The State of New Mexico audited the royalty calculations issued by Amoco and ARCO/Vastar. Based on the results of those audits, in May 1997, MMS told Amoco that it owed the government an additional $4.1 million. ARCO/Vastar was ordered to pay an additional $782,000.
The Interior Department concluded that between January 1989 and August 1996, the companies had been vastly underpaying the government by "improperly" deducting the costs of rendering the coalbed methane gas "marketable" from their royalty calculations.
Both Amoco and ARCO/Vastar challenged the orders, known as "payor letters" before the Assistant Secretary of the Interior for Land and Minerals Management.
The companies took issue with the government's formula for calculating royalties. In addition, they also argued that the collection of the unpaid royalties was barred by the six-year statute of limitations for government actions for money damages.
The Assistant Secretary rejected the companies' arguments. Amoco and ARCO/Vastar took their claims to the District Court for the District of Columbia, which also sided with the government.
In June 2005, the Court of Appeals for the District of Columbia Circuit again sided with the government.
Writing for the unanimous court, then-Circuit Judge John G. Roberts rejected any challenge to the government's formula for calculating royalty payments. Roberts also said that the six-year statute of limitations only applied to lawsuits seeking money damages, not administrative orders (such as the payor letters) from federal agencies.
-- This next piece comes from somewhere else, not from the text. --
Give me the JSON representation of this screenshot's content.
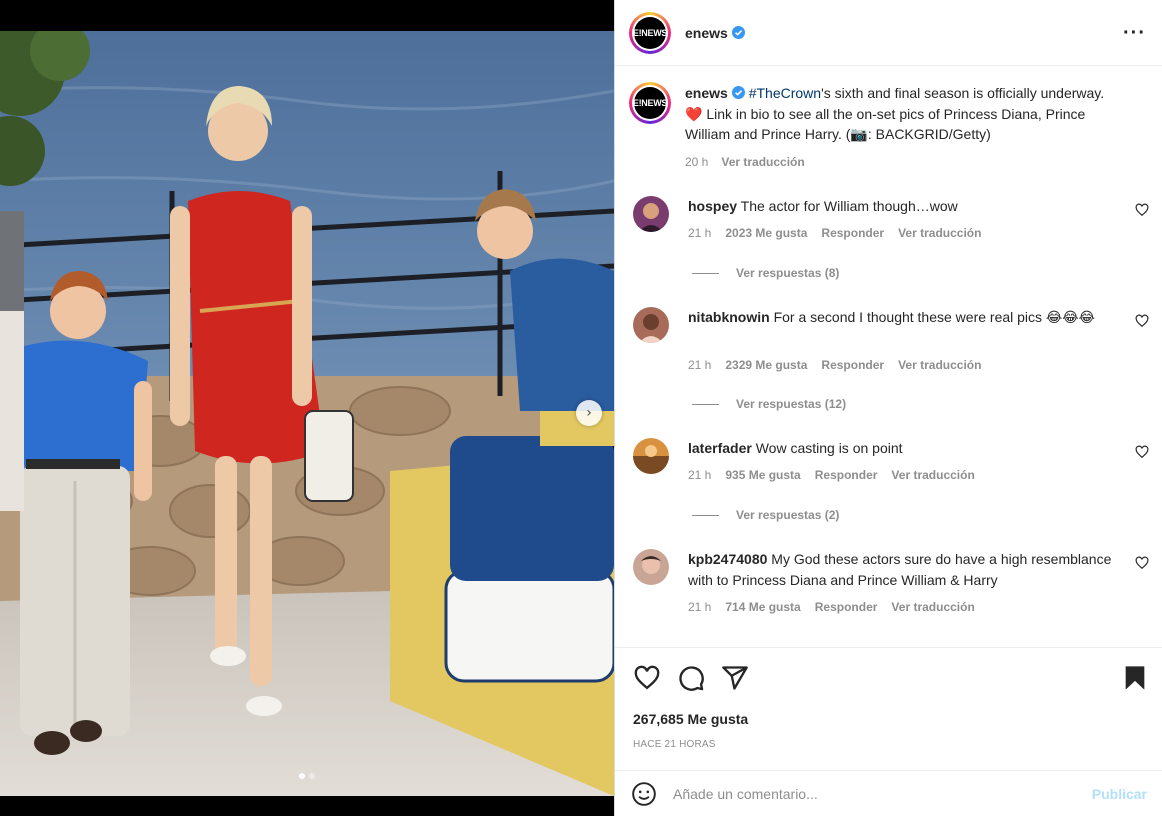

"It strains legal language to construe this administrative compliance order as a ‘complaint' for money damages in any ordinary sense of the term," Roberts wrote.
The D.C Circuit thus joined the 5th Circuit Court of Appeals, which found in Phillips Petroleum Co v. Johnson that MMS orders are not "actions for money damages" initiated by the filing of a complaint in court.
However, those two decisions stand in direct conflict with the 10th Circuit Court of Appeals, which concluded in OXY USA, Inc. v. Babbitt that MMS orders are definitely "actions" covered by the statute of limitations.
In responding to the companies' petition to the U.S. Supreme Court, the Solicitor General's Office asked the court to take the case in order to clear up the confusion between the three conflicting lower court rulings.
The Jicarilla Apache Nation, an Indian Tribe located in the San Juan Basin (and in the 10th Circuit) filed a friend of the Court brief in favor of the government's position that the statute of limitations question needed to be resolved.
Writing on behalf of the Jicarilla Apache Nation, attorney Jill Elise Grant said that "applying the six-year statute of limitations to MMS orders to pay royalties results in a windfall to the oil and gas industry and decreased revenues for the Jicarilla Apache Nation, and other tribes."
On April 17, 2006, the Court accepted the case for review, limited to the second question in BP America Production's petition regarding the six-year statute of limitations. Chief Justice John Roberts and Justice Stephen Breyer took no part in the decision to accept the case.
On Dec. 11, 2006, the Court unanimously affirmed, agreeing with Chief Justice Roberts, whose majority opinion when he was an appeals court judge had held that the 6-year statute of limitations applies only to court actions, not to the administrative payment orders involved in this case.
Justice Samuel Alito wrote the Court's opinion. Neither Chief Justice Roberts nor Justice Stephen Breyer took part in the decision.